Subject | Re: Query Times for Firebird. Issue with where claus? |
---|---|
Author | Svein Erling Tysvær |
Post date | 2006-05-30T08:16:19Z |
Hmm, you really ought to tell us the respective plans generated by the
optimizer, without them it feels like looking for the needle in the
haystack - without knowing where the haystack is! (ok, I am
exaggerating a bit)
Looking at your query, I notice two things.
You use SQL-89 and not SQL-92.
In your case it doesn't matter much, it is cleaner with SQL-92 and may
make things easier for whichever components you use (my experience is
limited to IBO, and I know that with SQL-89 you often have to specify
one extra attribute called JoinLinks). Though this is not the cause of
your problem.
Parts of your query cannot use indexes: (BERN1.DOB_DAY -
BERN2.DOB_DAY) < 2 cannot possibly use any index (in your original
query, you use the same field twice, but I expect this to just be a
spelling mistake), but it is simple to change to something that may
use an index. This may be the needle if I'm in a haystack, but quite
frankly - it is just guessing without any PLANs and knowledge about
your indexes (normally, the problem is either using too many or too
few indexes, for once I guessed on using too few).

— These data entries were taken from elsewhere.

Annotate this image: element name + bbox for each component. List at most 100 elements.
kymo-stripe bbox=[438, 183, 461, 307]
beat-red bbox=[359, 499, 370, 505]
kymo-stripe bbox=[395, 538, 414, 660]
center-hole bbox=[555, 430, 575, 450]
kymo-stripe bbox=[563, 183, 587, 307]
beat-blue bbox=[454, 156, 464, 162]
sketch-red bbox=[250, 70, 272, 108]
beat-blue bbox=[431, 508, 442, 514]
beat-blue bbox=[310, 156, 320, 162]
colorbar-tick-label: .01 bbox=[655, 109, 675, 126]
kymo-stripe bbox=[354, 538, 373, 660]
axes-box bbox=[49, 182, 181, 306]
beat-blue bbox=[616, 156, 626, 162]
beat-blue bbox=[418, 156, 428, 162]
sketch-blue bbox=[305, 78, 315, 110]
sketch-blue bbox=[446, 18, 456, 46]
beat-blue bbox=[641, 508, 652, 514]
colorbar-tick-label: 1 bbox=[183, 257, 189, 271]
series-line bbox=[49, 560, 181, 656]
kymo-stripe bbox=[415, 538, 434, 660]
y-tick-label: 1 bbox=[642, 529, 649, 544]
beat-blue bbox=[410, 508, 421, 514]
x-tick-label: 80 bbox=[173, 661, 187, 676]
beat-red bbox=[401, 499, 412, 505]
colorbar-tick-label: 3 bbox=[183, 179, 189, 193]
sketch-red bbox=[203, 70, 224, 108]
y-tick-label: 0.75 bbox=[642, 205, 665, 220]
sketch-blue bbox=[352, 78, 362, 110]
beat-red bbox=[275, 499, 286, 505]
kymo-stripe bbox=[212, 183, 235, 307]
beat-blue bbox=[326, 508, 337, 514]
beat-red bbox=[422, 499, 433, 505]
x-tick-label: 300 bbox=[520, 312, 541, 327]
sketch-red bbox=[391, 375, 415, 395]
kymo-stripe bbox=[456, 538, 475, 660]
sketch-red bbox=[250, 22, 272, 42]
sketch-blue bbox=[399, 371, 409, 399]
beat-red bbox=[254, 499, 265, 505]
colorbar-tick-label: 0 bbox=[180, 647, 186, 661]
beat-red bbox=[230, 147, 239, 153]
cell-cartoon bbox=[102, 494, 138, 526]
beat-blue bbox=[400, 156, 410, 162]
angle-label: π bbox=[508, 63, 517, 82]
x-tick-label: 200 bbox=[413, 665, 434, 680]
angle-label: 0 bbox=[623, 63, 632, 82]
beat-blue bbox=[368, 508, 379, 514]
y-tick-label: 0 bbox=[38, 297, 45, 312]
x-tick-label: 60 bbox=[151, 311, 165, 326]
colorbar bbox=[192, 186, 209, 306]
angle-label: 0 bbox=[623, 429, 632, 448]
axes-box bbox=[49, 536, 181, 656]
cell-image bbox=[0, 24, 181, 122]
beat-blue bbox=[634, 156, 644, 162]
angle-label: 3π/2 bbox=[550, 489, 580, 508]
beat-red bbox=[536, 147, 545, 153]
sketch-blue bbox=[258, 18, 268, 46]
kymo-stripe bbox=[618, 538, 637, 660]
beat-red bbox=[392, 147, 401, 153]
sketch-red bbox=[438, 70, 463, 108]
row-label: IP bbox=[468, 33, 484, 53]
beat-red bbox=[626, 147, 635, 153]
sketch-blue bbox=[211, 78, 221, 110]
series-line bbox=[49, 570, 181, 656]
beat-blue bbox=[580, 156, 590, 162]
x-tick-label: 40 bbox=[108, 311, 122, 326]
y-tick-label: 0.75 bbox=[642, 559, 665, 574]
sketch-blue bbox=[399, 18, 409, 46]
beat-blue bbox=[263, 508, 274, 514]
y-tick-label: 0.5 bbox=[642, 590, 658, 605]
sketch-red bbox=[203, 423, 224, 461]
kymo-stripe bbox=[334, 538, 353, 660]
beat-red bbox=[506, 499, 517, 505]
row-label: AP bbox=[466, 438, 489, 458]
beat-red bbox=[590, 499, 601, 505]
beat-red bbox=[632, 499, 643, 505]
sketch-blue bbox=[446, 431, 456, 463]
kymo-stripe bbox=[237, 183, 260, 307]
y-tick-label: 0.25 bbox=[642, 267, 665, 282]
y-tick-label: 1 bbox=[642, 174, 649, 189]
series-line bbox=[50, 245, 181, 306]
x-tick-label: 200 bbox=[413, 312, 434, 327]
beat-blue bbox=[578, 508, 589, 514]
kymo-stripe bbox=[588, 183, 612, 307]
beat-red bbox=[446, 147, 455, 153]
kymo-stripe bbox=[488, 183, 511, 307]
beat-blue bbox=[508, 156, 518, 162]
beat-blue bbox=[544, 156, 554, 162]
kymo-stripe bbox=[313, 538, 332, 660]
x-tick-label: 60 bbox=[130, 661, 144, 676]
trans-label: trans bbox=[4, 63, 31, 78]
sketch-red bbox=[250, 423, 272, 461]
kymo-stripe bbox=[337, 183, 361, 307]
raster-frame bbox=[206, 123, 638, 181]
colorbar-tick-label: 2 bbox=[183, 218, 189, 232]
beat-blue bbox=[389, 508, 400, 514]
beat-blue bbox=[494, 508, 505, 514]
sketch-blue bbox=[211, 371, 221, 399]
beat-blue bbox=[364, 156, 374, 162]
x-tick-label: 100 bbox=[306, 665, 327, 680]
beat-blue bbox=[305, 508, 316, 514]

So I suggest you try to change to
select
count(*)
from BERN1
JOIN BERN2 ON BERN1.GENDER = BERN2.GENDER
WHERE
(
(
BERN1.DOB_YEAR = BERN2.DOB_YEAR
AND
(
BERN1.DOB_MO = BERN2.DOB_MO OR
BERN1.DOB_DAY = BERN2.DOB_DAY OR
BERN1.DOB_MO = BERN2.DOB_DAY
)
)
AND /* THIS IS THE PROBLEM LINE *****************/
(
BERN1.DOB_DAY BETWEEN BERN2.DOB_DAY-1 AND BERN2.DOB_DAY+1 AND
BERN1.DOB_MO = BERN2.DOB_MO AND
BERN1.DOB_YEAR = BERN2.DOB_YEAR
)
);
Actually, I'd normally put the DOB_YEAR outside the "problem area",
but if you use combined indexes rather than single field indexes, this
may be a very bad idea - so I didn't change that bit.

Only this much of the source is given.